To avoid this, a mechanism called fast retransmit was added to TCP.
When fast retansmit is being used, the receiver ACK's each packet it receives even if this is out of order. The ACK is still for the next byte expected.
This might result is several duplicate ACKs. If the sender sees three duplicates ACKs it retransmits.
Fast retransmit tends to work well when the window size is at least large enough so one can expect to see these three timeouts before the timer goes off.
Another mechanism, called fast recovery can be used to avoid having to halve the CongestionWindow on packet loss.
Rather than halving the whole congestion window. We take the average of the size that caused a problem and the Congestion Threshold.
This allows us to binary search for the correct window size.
TCP Cubic
Slow start is one mechanism for updating the congestion window as a function of the last congestion event.
By default, Linux (since 2.6.13 (2006)), MacOS (since Yosemite), and Windows (Windows 10) use another mechanism called TCP CUBIC whose goal is to support networks with large delays × bandwidth products (long-fat networks).
Long-fat networks often require many-round trips to reach the available capacity of the end-to-end path.
TCP CUBIC exploits the shape of a cubic curve to more quickly return the window size to near that of the last congestion event target (`W_{max}` in the above figure).
Near the `W_{max}` size the curve is more flat (more like the additive adding), but if we pass through `W_{max}` without any further congestion issue we start increasing the congestion window size more aggressively again.
The equations for the window size with CUBIC are:
`mbox(CWND)(t) = C \times (t - K)^3 + W_{max}`
`K = (W_{max} \times (1-\beta)/C)^{1/3}`
Here `C` is a scaling constant and `\beta` is the multiplicative decrease factor.
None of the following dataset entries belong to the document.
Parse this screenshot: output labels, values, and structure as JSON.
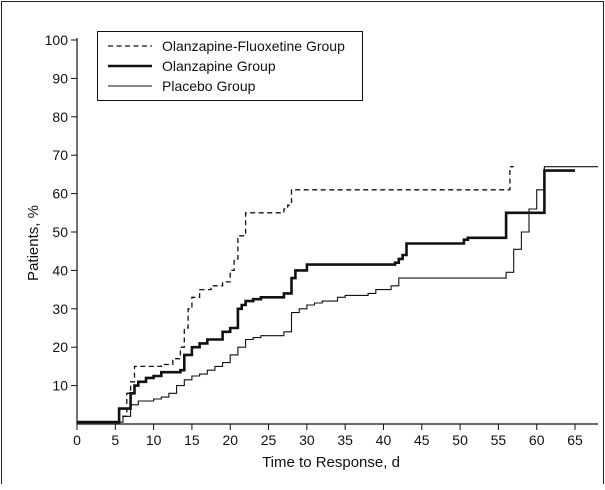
{
  "chart_data": {
    "type": "line",
    "step": true,
    "xlabel": "Time to Response, d",
    "ylabel": "Patients, %",
    "xlim": [
      0,
      68
    ],
    "ylim": [
      0,
      100
    ],
    "xticks": [
      0,
      5,
      10,
      15,
      20,
      25,
      30,
      35,
      40,
      45,
      50,
      55,
      60,
      65
    ],
    "yticks": [
      10,
      20,
      30,
      40,
      50,
      60,
      70,
      80,
      90,
      100
    ],
    "grid": false,
    "legend_position": "top-left",
    "series": [
      {
        "name": "Olanzapine-Fluoxetine Group",
        "style": "dashed",
        "color": "#111111",
        "x": [
          0,
          5.5,
          6.5,
          7,
          7.5,
          11,
          12.5,
          13.5,
          14,
          14.5,
          15,
          16,
          17.5,
          19,
          20,
          20.5,
          21,
          22,
          27,
          27.5,
          28,
          56,
          56.5,
          57
        ],
        "y": [
          0.5,
          2,
          8,
          11,
          15,
          15.5,
          17,
          20,
          25,
          30,
          33,
          35,
          36,
          37,
          40,
          43,
          49,
          55,
          56,
          57,
          61,
          61,
          67,
          67
        ]
      },
      {
        "name": "Olanzapine Group",
        "style": "solid-thick",
        "color": "#111111",
        "x": [
          0,
          5.5,
          7,
          7.5,
          8,
          9,
          10,
          11,
          13.5,
          14,
          15,
          16,
          17,
          19,
          20,
          21,
          21.5,
          22,
          23,
          24,
          27,
          28,
          28.5,
          30,
          41,
          41.5,
          42,
          42.5,
          43,
          50,
          50.5,
          51,
          55,
          56,
          60,
          61,
          65
        ],
        "y": [
          0.5,
          4,
          8,
          10,
          11,
          12,
          12.5,
          13.5,
          14,
          18,
          20,
          21,
          22,
          24,
          25,
          30,
          31,
          32,
          32.5,
          33,
          34,
          38,
          40,
          41.5,
          41.5,
          42,
          43,
          44,
          47,
          47,
          48,
          48.5,
          48.5,
          55,
          55,
          66,
          66
        ]
      },
      {
        "name": "Placebo Group",
        "style": "solid-thin",
        "color": "#111111",
        "x": [
          0,
          6,
          7,
          8,
          10,
          11,
          12,
          13,
          14,
          15,
          16,
          17,
          18,
          19,
          20,
          21,
          22,
          23,
          24,
          27,
          28,
          29,
          30,
          31,
          32,
          34,
          35,
          38,
          39,
          41,
          42,
          55,
          56,
          57,
          58,
          59,
          60,
          61,
          68
        ],
        "y": [
          0.5,
          2,
          5,
          6,
          6.5,
          7,
          8,
          10,
          11.5,
          12.5,
          13,
          14,
          15,
          16,
          18,
          20,
          22,
          22.5,
          23,
          24,
          29,
          30,
          31,
          31.5,
          32,
          33,
          33.5,
          34,
          35,
          36,
          38,
          38,
          39.5,
          45.5,
          50,
          56,
          61,
          67,
          67
        ]
      }
    ]
  }
}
Linux uses 0.7 for `beta`.
Congestion-Avoidance Mechanisms
As described so far, TCP needs to cause congestion in the network to best find the way to consume network resources.
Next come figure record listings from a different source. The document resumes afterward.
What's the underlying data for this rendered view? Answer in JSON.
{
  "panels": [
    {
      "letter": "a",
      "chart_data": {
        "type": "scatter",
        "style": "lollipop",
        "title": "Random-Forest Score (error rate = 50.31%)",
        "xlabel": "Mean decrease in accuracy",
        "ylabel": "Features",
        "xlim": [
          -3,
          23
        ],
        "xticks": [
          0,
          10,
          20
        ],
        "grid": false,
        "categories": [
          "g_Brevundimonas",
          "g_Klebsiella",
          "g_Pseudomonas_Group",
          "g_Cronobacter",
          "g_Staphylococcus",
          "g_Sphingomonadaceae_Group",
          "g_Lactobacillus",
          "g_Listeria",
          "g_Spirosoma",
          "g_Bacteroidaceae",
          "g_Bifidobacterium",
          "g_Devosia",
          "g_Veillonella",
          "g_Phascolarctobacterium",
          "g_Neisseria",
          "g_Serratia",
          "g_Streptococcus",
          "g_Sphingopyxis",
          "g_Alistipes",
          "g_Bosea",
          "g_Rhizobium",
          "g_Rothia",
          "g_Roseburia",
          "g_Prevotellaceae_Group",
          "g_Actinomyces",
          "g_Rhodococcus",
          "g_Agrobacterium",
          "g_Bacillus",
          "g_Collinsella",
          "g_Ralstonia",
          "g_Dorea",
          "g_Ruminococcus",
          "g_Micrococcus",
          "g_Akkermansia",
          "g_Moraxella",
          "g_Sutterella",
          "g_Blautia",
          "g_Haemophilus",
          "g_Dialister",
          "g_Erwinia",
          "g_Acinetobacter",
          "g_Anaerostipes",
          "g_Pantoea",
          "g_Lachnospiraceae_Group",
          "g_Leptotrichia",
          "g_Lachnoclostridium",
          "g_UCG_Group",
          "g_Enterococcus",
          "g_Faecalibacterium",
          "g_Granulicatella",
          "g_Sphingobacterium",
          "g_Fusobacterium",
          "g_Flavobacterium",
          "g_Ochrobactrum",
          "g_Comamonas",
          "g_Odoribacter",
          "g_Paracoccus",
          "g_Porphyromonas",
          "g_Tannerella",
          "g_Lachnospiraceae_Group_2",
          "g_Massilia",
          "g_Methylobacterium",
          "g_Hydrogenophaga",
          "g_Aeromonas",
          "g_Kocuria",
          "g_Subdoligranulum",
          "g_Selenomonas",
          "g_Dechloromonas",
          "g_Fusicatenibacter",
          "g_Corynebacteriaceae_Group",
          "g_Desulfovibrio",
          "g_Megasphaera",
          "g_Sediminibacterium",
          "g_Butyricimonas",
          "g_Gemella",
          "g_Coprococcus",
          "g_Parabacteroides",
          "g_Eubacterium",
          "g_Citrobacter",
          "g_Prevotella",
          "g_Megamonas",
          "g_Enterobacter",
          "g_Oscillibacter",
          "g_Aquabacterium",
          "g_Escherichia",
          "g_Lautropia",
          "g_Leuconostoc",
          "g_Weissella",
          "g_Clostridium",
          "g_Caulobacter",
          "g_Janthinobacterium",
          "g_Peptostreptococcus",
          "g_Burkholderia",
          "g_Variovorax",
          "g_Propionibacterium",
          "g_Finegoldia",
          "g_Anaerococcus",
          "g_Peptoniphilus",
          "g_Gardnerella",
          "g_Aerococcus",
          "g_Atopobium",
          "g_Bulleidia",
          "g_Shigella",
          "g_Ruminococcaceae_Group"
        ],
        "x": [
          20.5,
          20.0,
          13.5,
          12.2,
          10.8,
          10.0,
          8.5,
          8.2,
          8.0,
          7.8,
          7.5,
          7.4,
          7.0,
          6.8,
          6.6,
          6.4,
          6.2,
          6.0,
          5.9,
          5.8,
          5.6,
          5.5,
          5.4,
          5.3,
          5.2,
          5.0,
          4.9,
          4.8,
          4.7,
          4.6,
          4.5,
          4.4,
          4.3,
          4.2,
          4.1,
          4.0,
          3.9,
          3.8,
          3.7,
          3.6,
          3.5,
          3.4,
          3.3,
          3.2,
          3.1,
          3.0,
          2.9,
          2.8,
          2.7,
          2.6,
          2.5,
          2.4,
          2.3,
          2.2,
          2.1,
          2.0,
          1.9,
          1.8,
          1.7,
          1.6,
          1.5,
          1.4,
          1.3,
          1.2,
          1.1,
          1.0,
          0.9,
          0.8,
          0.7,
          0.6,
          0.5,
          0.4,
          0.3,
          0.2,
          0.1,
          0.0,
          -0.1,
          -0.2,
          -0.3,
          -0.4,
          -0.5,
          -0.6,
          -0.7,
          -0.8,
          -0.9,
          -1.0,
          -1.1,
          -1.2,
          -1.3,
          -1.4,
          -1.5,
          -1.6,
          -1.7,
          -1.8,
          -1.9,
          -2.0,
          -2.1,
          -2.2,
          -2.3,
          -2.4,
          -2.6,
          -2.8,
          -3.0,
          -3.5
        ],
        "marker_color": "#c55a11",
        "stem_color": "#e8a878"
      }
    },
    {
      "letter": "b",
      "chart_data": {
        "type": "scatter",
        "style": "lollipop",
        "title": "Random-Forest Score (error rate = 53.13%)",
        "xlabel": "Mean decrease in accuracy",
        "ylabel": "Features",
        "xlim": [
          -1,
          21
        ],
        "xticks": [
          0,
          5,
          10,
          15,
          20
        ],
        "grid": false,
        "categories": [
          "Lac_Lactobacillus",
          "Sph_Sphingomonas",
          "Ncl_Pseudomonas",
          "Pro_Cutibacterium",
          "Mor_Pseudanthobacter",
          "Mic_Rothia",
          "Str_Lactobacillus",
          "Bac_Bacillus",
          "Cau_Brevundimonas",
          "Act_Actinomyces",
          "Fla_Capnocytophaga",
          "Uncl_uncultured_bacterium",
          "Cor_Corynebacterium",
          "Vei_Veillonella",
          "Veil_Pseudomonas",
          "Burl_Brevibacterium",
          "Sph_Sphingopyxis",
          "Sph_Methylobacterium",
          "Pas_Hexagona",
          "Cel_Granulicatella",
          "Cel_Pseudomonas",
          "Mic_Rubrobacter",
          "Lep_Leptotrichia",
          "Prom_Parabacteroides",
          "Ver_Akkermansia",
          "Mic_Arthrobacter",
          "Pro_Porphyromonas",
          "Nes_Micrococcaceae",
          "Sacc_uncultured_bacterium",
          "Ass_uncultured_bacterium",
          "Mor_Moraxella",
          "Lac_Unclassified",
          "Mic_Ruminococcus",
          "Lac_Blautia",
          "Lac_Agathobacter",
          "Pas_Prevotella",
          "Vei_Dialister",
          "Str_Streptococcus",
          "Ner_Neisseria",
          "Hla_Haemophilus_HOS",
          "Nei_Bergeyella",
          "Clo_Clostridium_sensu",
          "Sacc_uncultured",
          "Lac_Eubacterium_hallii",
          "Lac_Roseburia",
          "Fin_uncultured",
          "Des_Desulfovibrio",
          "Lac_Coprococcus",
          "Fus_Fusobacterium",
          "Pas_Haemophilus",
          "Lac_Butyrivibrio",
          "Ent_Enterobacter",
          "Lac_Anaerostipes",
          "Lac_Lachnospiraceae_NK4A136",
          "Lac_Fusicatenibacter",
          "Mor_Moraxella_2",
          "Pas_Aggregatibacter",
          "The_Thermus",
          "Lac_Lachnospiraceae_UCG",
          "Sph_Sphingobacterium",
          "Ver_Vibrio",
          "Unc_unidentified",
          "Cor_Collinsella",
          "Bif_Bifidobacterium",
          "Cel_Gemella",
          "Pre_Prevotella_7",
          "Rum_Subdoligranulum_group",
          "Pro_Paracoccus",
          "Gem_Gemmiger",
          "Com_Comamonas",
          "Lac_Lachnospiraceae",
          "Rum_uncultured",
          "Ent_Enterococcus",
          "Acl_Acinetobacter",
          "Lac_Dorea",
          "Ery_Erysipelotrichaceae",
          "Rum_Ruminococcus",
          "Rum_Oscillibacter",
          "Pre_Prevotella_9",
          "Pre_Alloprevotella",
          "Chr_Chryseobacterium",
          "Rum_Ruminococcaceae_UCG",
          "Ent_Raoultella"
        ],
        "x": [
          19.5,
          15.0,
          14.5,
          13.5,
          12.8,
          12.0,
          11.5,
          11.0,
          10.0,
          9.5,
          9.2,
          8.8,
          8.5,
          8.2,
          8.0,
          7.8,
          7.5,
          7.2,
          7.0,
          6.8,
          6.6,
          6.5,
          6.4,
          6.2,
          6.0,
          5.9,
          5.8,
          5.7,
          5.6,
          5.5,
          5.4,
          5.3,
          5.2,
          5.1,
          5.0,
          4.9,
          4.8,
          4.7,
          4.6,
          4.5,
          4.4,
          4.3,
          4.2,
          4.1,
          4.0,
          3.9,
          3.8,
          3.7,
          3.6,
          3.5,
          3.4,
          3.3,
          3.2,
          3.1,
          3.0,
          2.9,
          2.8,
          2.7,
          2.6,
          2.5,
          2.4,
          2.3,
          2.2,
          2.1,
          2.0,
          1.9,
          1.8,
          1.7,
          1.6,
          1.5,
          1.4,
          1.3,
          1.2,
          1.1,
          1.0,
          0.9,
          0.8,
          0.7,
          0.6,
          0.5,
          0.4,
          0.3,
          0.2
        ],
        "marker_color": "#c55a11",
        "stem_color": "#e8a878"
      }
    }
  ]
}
Alternatively, we might want to achieve the effect of using our network resources efficiently, but avoid congestion altogether.
Such a strategy is called a congestion-avoidance strategy.
DECBit
This was an early mechanism to do collision avoidance, developed by DEC.
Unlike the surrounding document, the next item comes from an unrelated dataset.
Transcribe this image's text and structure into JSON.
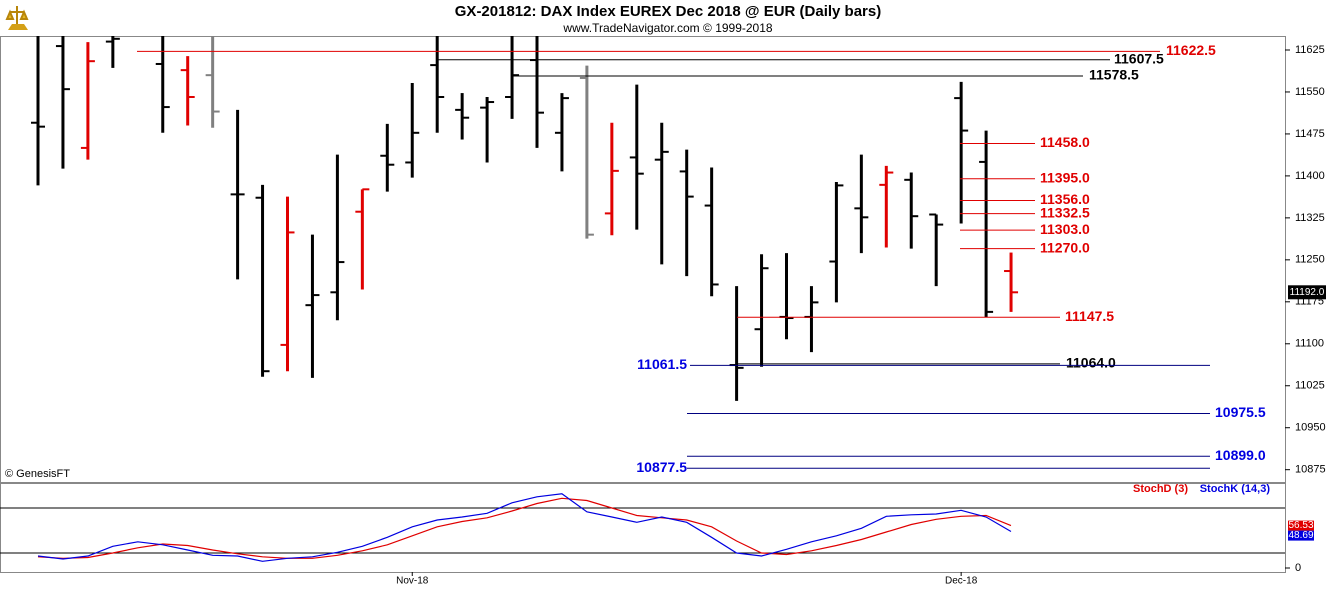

In this scheme each router monitors the load it is experiencing and explicitly notifies the end nodes when congestion
is about to occur.
This is done by setting a binary congestion bit in the packets that flow through the router. Hence the name DECBit.
The destination host copies this bit into the ACK and when this ACK is seen by the sender it adjusts its window accordingly.
More specifically, a router sets its DECbit if its average queue length is greater than or equal to 1.
A sender increases its queue size by 1 if few than 50% of the acks it received for the last windows worth of data had the DECbit on.